Convinta dall’occasione, la vittima ha consegnato la somma a un uomo che le ha spiegato di dover pagare un presunto commercialista con studio nella piazza. Poco dopo, la giovane ha ricevuto altre telefonate in cui le veniva chiesto ulteriore denaro per l’acquisto di marche da bollo.
Così ha inviato complessivamente 46 euro, poi 82 euro e tre volte 40 euro, sempre tramite un’app di pagamento.

L’interlocutore, sostenendo di non aver ricevuto i soldi, l’ha indotta a ripetere i trasferimenti, ottenendo altri 90 euro. Presa dai dubbi, la 20enne è tornata in piazza Michelangelo e ha scoperto che non esisteva alcuno studio di commercialista. Ha richiamato l’uomo, che ha “rilanciato” promettendo la restituzione del denaro, promessa mai rispettata.

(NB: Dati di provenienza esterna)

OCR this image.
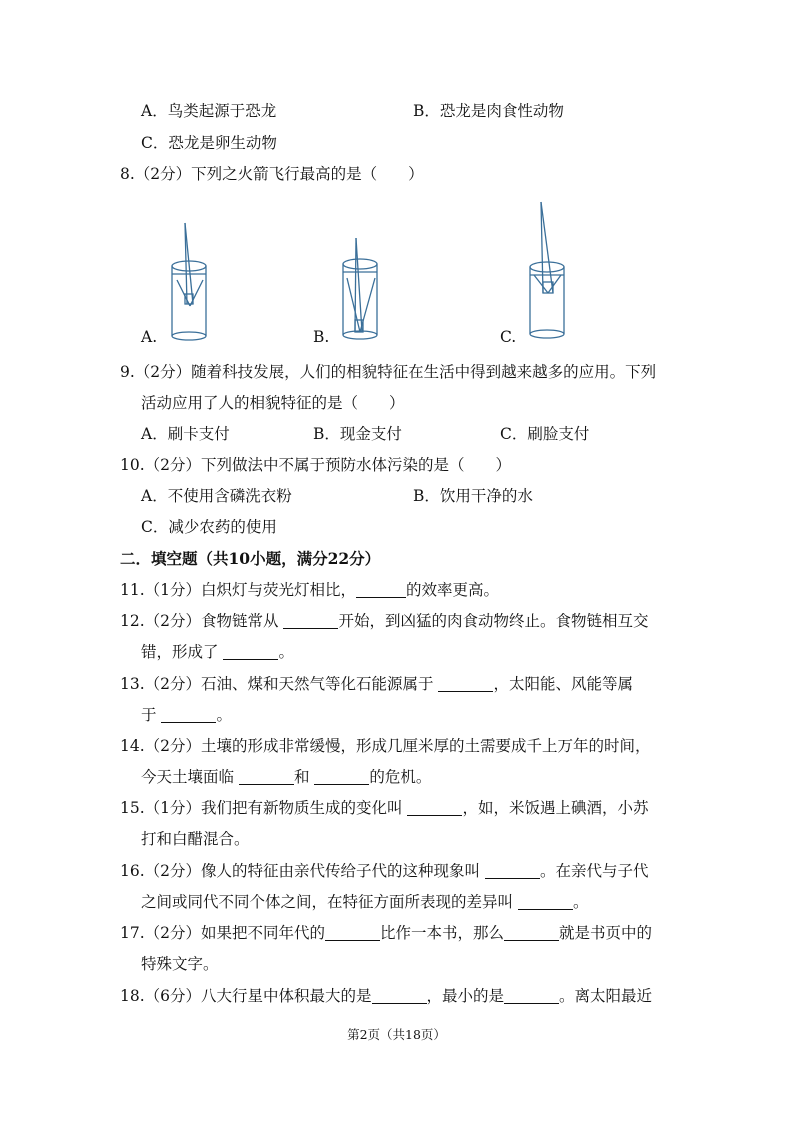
A．鸟类起源于恐龙	B．恐龙是肉食性动物
C．恐龙是卵生动物
8.（2分）下列之火箭飞行最高的是（　　）
A.	B.	C.
9.（2分）随着科技发展，人们的相貌特征在生活中得到越来越多的应用。下列
活动应用了人的相貌特征的是（　　）
A．刷卡支付	B．现金支付	C．刷脸支付
10.（2分）下列做法中不属于预防水体污染的是（　　）
A．不使用含磷洗衣粉	B．饮用干净的水
C．减少农药的使用
二．填空题（共10小题，满分22分）
11.（1分）白炽灯与荧光灯相比，	的效率更高。
12.（2分）食物链常从	开始，到凶猛的肉食动物终止。食物链相互交
错，形成了	。
13.（2分）石油、煤和天然气等化石能源属于	，太阳能、风能等属
于	。
14.（2分）土壤的形成非常缓慢，形成几厘米厚的土需要成千上万年的时间，
今天土壤面临	和	的危机。
15.（1分）我们把有新物质生成的变化叫	，如，米饭遇上碘酒，小苏
打和白醋混合。
16.（2分）像人的特征由亲代传给子代的这种现象叫	。在亲代与子代
之间或同代不同个体之间，在特征方面所表现的差异叫	。
17.（2分）如果把不同年代的	比作一本书，那么	就是书页中的
特殊文字。
18.（6分）八大行星中体积最大的是	，最小的是	。离太阳最近
第2页（共18页）
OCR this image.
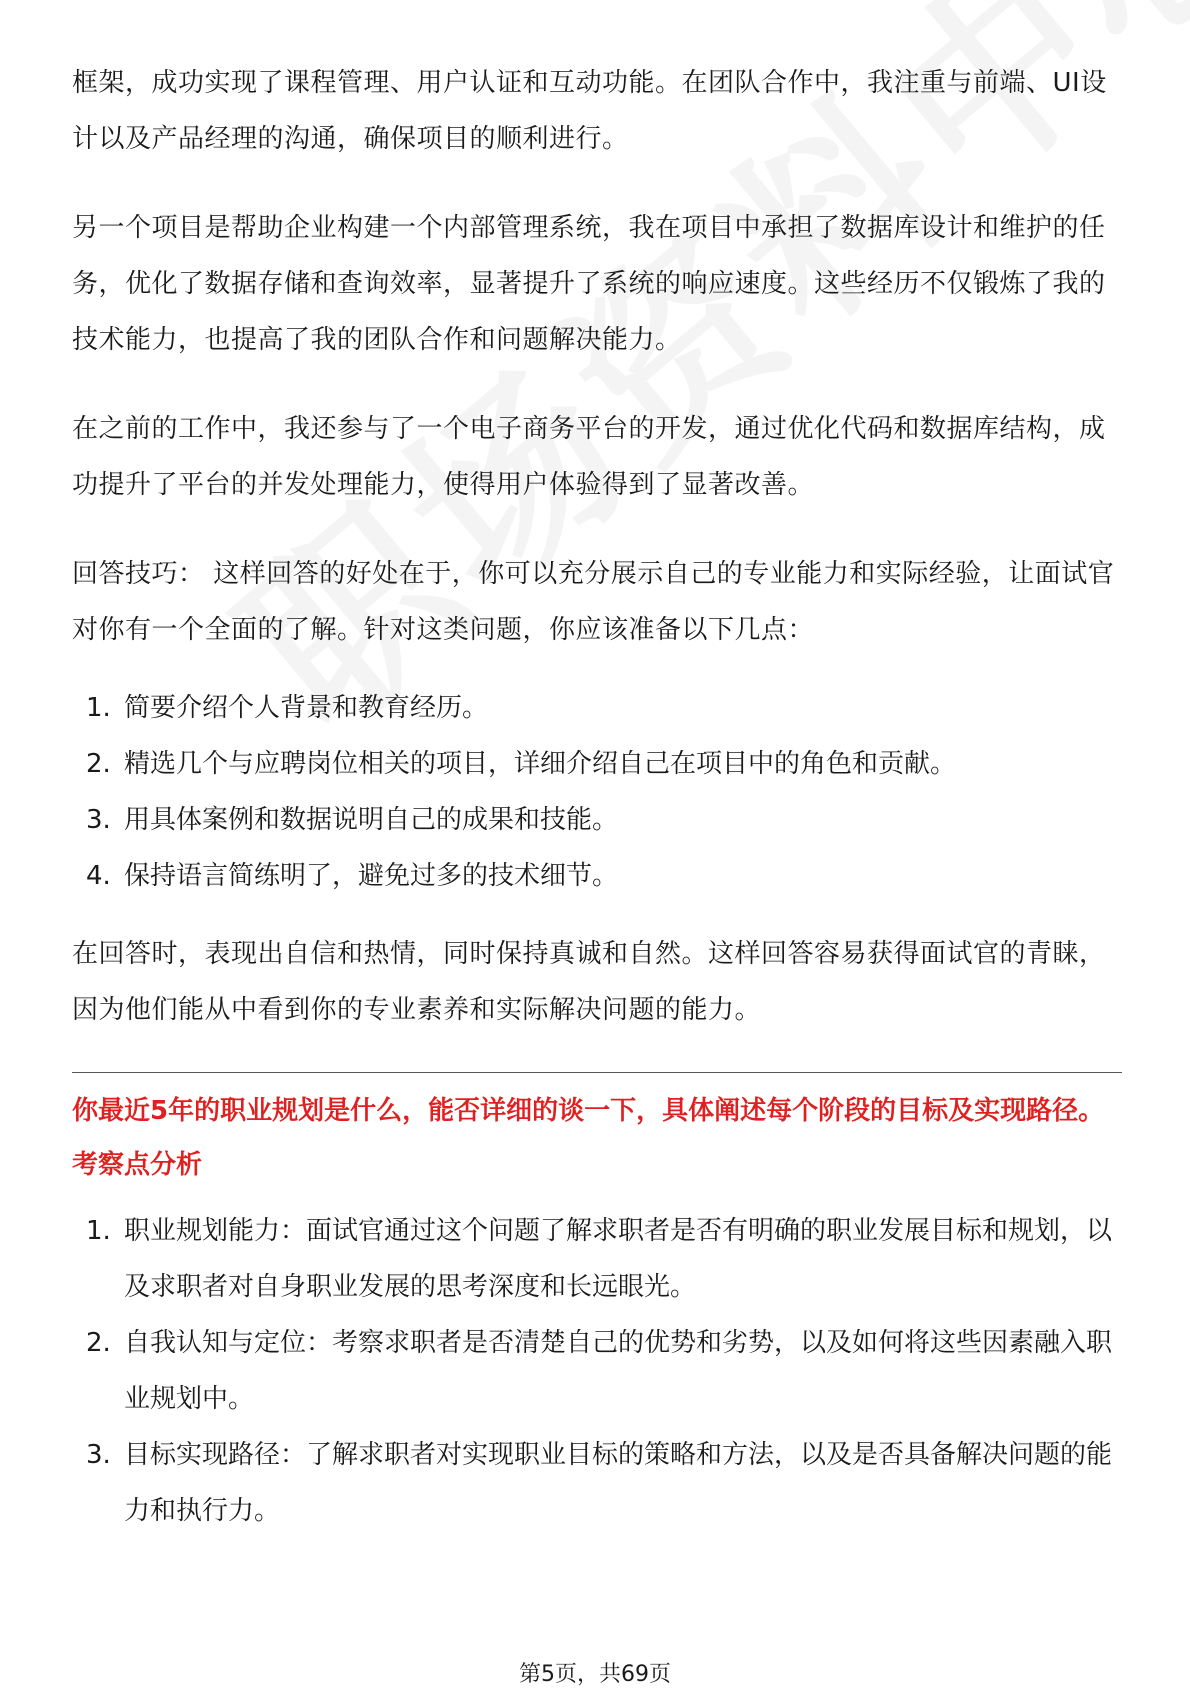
框架，成功实现了课程管理、用户认证和互动功能。在团队合作中，我注重与前端、UI设计以及产品经理的沟通，确保项目的顺利进行。

另一个项目是帮助企业构建一个内部管理系统，我在项目中承担了数据库设计和维护的任务，优化了数据存储和查询效率，显著提升了系统的响应速度。这些经历不仅锻炼了我的技术能力，也提高了我的团队合作和问题解决能力。

在之前的工作中，我还参与了一个电子商务平台的开发，通过优化代码和数据库结构，成功提升了平台的并发处理能力，使得用户体验得到了显著改善。

回答技巧： 这样回答的好处在于，你可以充分展示自己的专业能力和实际经验，让面试官对你有一个全面的了解。针对这类问题，你应该准备以下几点：

1. 简要介绍个人背景和教育经历。
2. 精选几个与应聘岗位相关的项目，详细介绍自己在项目中的角色和贡献。
3. 用具体案例和数据说明自己的成果和技能。
4. 保持语言简练明了，避免过多的技术细节。

在回答时，表现出自信和热情，同时保持真诚和自然。这样回答容易获得面试官的青睐，因为他们能从中看到你的专业素养和实际解决问题的能力。

你最近5年的职业规划是什么，能否详细的谈一下，具体阐述每个阶段的目标及实现路径。

考察点分析

1. 职业规划能力：面试官通过这个问题了解求职者是否有明确的职业发展目标和规划，以及求职者对自身职业发展的思考深度和长远眼光。
2. 自我认知与定位：考察求职者是否清楚自己的优势和劣势，以及如何将这些因素融入职业规划中。
3. 目标实现路径：了解求职者对实现职业目标的策略和方法，以及是否具备解决问题的能力和执行力。
第5页，共69页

A quel punto la vittima si è rivolta ai Carabinieri, presentando denuncia.

 Le indagini: dal numero di telefono al volto dell’indagato

Gli investigatori hanno avviato subito gli accertamenti, scoprendo che i pagamenti erano collegati a un numero di cellulare e non a un IBAN.
Reinserendo il numero nell’app, la giovane ha ottenuto il nome dell’intestatario, permettendo ai militari di avviare le verifiche.

Le ricerche sui social network hanno consentito di individuare il profilo dell’uomo, riconosciuto dalla vittima come lo stesso al quale aveva consegnato i 100 euro in piazza.
La ragazza aveva inoltre notato l’auto dalla quale l’uomo era sceso: marca e modello coincidevano con quelli di un veicolo intestato al sospettato.

Ulteriori controlli hanno confermato la corrispondenza tra la foto del profilo social e quella presente negli archivi delle Forze dell’Ordine.
Il numero utilizzato per le telefonate è risultato intestato a un familiare, ma in uso al soggetto identificato.

 La denuncia

Sulla base degli indizi raccolti — da verificare in sede giurisdizionale — e ferma restando la presunzione di innocenzafino a condanna definitiva, i Carabinieri hanno deferito un 33enne catanese all’Autorità Giudiziaria per il reato di truffa.